Individually, it is thought all three sites – dotted on farmland along the A19 – would be among the top 10 biggest such energy farms in the country if they were opened today.
But combined they will cover an area roughly the size of 250 football fields and create enough energy to power more than 43,000 local homes. They will produce almost 150MW of energy every year.
https://www.independent.co.uk/news/uk/home-news/solar-farms-hartlepool-climate-crisis-b1910123.html
This is a fantastic innovation dedicated to tackling rural crime…..
A police force has unveiled a special drone it says will be a "gamechanger" in efforts to tackle rural crime.
Avon and Somerset Police said the drone had already helped recover £100,000 worth of stolen equipment in a single operation.
It hopes the technology will stop hare coursing and poaching and lead to more prosecutions.
One Somerset farmer said it would stop theft on his farm "if it can be deployed quickly".
The drone uses a controller that has a live feed from its cameras, and can be quietly flown at a speed of 25 knots (28 mph).
It can be used to survey large areas of land to find missing people and criminals quickly.
Avon and Somerset's rural and wildlife affairs unit drone pilot Pete Wills said: "It is a gamechanger.

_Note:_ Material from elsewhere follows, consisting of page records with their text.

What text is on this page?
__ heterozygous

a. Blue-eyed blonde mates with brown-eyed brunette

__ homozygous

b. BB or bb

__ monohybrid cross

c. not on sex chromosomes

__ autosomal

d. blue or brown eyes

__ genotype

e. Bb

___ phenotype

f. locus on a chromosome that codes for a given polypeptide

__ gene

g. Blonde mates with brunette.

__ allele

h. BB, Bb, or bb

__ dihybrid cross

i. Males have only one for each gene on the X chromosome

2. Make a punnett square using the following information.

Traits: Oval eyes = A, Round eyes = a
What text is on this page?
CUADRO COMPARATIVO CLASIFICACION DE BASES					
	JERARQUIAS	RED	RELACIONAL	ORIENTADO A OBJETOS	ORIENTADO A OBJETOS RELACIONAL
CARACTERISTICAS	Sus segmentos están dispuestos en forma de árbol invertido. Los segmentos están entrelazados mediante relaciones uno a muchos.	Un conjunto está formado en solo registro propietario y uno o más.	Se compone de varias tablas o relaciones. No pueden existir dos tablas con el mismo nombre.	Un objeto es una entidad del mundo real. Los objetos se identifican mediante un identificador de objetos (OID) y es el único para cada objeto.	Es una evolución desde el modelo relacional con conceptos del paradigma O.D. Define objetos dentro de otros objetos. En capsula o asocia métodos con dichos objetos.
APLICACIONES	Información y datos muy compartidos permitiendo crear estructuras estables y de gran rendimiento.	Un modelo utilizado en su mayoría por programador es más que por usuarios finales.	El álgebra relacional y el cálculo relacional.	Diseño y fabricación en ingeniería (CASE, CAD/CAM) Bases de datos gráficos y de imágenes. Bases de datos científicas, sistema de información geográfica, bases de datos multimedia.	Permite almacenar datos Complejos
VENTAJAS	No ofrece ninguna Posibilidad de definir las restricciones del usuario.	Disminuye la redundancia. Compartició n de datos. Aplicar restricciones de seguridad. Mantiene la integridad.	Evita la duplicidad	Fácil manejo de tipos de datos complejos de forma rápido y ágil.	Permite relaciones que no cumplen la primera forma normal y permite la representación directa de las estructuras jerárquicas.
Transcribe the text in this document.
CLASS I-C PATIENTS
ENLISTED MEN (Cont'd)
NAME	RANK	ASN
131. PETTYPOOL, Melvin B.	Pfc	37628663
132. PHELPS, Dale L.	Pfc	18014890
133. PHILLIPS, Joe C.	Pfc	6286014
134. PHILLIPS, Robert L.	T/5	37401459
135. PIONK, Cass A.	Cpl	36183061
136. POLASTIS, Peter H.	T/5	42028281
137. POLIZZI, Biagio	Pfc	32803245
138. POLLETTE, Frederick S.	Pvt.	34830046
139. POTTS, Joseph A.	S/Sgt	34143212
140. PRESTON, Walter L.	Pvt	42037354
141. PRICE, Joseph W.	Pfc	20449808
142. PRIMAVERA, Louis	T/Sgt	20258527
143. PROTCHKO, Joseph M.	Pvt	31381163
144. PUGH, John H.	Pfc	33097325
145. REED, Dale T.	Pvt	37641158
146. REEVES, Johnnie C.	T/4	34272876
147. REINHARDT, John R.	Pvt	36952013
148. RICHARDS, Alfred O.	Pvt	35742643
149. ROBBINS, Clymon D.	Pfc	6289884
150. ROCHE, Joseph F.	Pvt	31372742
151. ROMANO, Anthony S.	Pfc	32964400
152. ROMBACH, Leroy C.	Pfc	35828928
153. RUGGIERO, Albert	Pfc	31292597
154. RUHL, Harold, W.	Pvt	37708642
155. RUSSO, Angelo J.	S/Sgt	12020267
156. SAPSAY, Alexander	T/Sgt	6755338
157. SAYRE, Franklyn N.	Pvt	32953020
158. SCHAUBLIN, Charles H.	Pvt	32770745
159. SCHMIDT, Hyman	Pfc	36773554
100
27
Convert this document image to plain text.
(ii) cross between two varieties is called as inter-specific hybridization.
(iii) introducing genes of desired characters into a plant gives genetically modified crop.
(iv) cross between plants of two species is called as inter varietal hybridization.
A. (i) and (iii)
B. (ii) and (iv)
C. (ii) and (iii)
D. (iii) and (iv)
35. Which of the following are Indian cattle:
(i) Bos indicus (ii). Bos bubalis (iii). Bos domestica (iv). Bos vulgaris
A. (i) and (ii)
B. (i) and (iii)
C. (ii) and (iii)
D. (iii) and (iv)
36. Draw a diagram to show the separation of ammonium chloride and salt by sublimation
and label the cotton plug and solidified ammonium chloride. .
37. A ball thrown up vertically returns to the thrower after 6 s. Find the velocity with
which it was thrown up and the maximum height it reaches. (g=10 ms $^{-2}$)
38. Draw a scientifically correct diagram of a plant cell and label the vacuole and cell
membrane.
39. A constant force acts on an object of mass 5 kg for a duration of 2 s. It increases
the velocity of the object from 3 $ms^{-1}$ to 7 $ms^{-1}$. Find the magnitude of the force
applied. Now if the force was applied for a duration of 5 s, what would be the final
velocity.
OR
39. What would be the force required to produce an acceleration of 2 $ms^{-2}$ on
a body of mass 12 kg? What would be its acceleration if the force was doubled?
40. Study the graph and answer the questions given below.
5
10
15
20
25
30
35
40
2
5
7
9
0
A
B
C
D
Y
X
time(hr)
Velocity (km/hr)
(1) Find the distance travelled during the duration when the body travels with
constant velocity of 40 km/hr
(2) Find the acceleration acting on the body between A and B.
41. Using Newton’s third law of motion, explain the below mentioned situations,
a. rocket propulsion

"Hare coursing, especially, and poaching are underreported and also prosecutions are really difficult to get because there isn't CCTV out here."
Somerset farmer Richard Payne said the drone could help stop vandalism and the theft of his machinery worth thousands of pounds.
"My farm has become a soft target for crime," he said.
"There are professional gangs that will go around taking valuable bits of kit out of machinery - if they don't take the whole machine themselves."
https://www.bbc.co.uk/news/uk-england-somerset-58266362
And Finally
We see the darker side of the staycation revealed in this article which tells us:
It was supposed to be the summer to rekindle the joy of the great British holiday, with demand for 2022 domestic breaks already rising. But hospitality staff in many tourist hotspots beg to differ, saying they have suffered a barrage of complaints from “impatient” visitors and “Tripadvisor warriors”.
Restaurant and hotel owners said visitors were regularly complaining about slow service amid high demand, and that some had seemingly struggled to adapt to the change from their usual all-inclusive getaway abroad.
Susan Briggs, the director of the Tourism Network in North Yorkshire, said businesses had reported an increase in grumpy customers who were “more demanding and even abusive when they can’t get a table in a restaurant or have unrealistic expectations of service”.